The EU WFD stipulates that member states should aim to reach good status of all surface waters by 2027 (European Commission, 2000). Regulation of water levels in rivers is one of the most common anthropogenic factors that degrade ecological status, which is a key proxy for the overall assessment of environmental quality in the WFD. We find it worrying that the index used for assessing ecological status in Norway,, the ASPT index, shows good ecological conditions in a heavily regulated ecosystem where only one-fifth of the expected abundance and half of the expected diversity of EPT taxa are present. However, implementing an organic pollution index for assessing hydro-morphological pressures does not comply with the requirements of the WFD. We show that an alternative biological quality index, the IBIBI, captures this impact, and therefore, should be considered for future impact assessments of regulation. In addition, we show that DNA-based identification increases taxon resolution, and that choice of sample (kick-sample or eDNA water sample) must be proportionate to the scale of the area monitored. The use of eDNA extracted from water may contribute to a larger-scale monitoring, while kick-sampling accompanied with morphology or DNA-based analysis is superior for detecting changes over shorter scales.
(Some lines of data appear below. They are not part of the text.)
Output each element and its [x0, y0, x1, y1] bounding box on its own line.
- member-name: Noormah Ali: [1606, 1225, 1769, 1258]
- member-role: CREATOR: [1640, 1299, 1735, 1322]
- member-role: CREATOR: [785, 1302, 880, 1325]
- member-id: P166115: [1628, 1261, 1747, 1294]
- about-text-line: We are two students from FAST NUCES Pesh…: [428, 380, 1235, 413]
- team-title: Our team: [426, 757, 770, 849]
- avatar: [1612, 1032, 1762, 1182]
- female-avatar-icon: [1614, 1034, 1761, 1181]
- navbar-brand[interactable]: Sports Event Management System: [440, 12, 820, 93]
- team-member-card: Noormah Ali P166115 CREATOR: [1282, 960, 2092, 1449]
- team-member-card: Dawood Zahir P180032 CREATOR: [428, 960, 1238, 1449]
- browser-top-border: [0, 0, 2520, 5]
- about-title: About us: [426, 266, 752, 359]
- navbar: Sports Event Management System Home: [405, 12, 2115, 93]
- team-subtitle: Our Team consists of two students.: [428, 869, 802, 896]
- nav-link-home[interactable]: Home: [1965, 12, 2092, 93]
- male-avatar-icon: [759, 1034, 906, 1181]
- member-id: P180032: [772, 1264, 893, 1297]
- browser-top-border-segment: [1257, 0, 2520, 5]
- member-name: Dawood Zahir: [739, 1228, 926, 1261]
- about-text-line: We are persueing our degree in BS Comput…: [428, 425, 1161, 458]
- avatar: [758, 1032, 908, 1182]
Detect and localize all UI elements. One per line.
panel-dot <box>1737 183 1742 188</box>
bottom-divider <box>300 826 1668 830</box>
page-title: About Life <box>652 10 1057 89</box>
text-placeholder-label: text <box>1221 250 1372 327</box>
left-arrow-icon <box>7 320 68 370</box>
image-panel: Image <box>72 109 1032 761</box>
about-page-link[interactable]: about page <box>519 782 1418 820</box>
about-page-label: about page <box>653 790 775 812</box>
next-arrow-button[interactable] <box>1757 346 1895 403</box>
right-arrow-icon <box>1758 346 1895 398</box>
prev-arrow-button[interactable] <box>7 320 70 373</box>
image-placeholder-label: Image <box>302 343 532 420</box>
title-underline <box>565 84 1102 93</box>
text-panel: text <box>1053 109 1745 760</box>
In the end, we would like to draw one specific recommendation from our investigations to the Norwegian river management authorities and four recommendations to the European water management in general. (1) Strictly speaking, the ASPT index only assesses organic pollution and other indices are needed to assess other stressors and ecological status in general. As an example, we showed that the ASPT index fails to detect effects of regulation, which is one of the most common pressures affecting Norwegian rivers. We recommend to further develop and incorporate the IBIBI in the national guidelines to detect any kind of pressure. IBIBI only covers two regions in its current form, and therefore, IBIBI status classes should be evaluated and expanded to cover the whole of Norway. Further, IBIBI should be expanded to cover taxa beyond EPT for a wider taxonomic assessment in water management. (2) In line with earlier studies (summarised in Bruce et al., 2021), our results show that DNA-based species identification has matured to be a suitable method for WFD compliant species richness assessment. Therefore, continued efforts should be made to incorporate DNA-based species identification as an alternative for ecological status assessment of benthic macroinvertebrate communities. DNA-based species identification methods can provide diversity assessments and estimate indices measuring various stressor effects, potentially with recalibration of the class boundary values due to increased species detections using DNA. (3) More focus should be put on the sampling methodologies in the WFD compliant assessments since the key for a reliable status assessment is representative samples, irrespective of the downstream species identification techniques. (4) Our results corroborate earlier findings that kick-net sampling is superior when detecting changes in local communities while water eDNA sampling is covering a larger area upstream. This should be considered if incorporating capture of water eDNA as a sampling method in WFD compliant assessments. There is still need for studies and standardisation of the eDNA sampling methodology. (5) Since the eDNA sampling is different from the standard benthic macroinvertebrate sampling, new metrics need to be developed to be applicable in WFD compliant assessments. This index development should follow the general principles to advance the indices towards “ideal” biomonitoring tools (Bonada et al., 2006).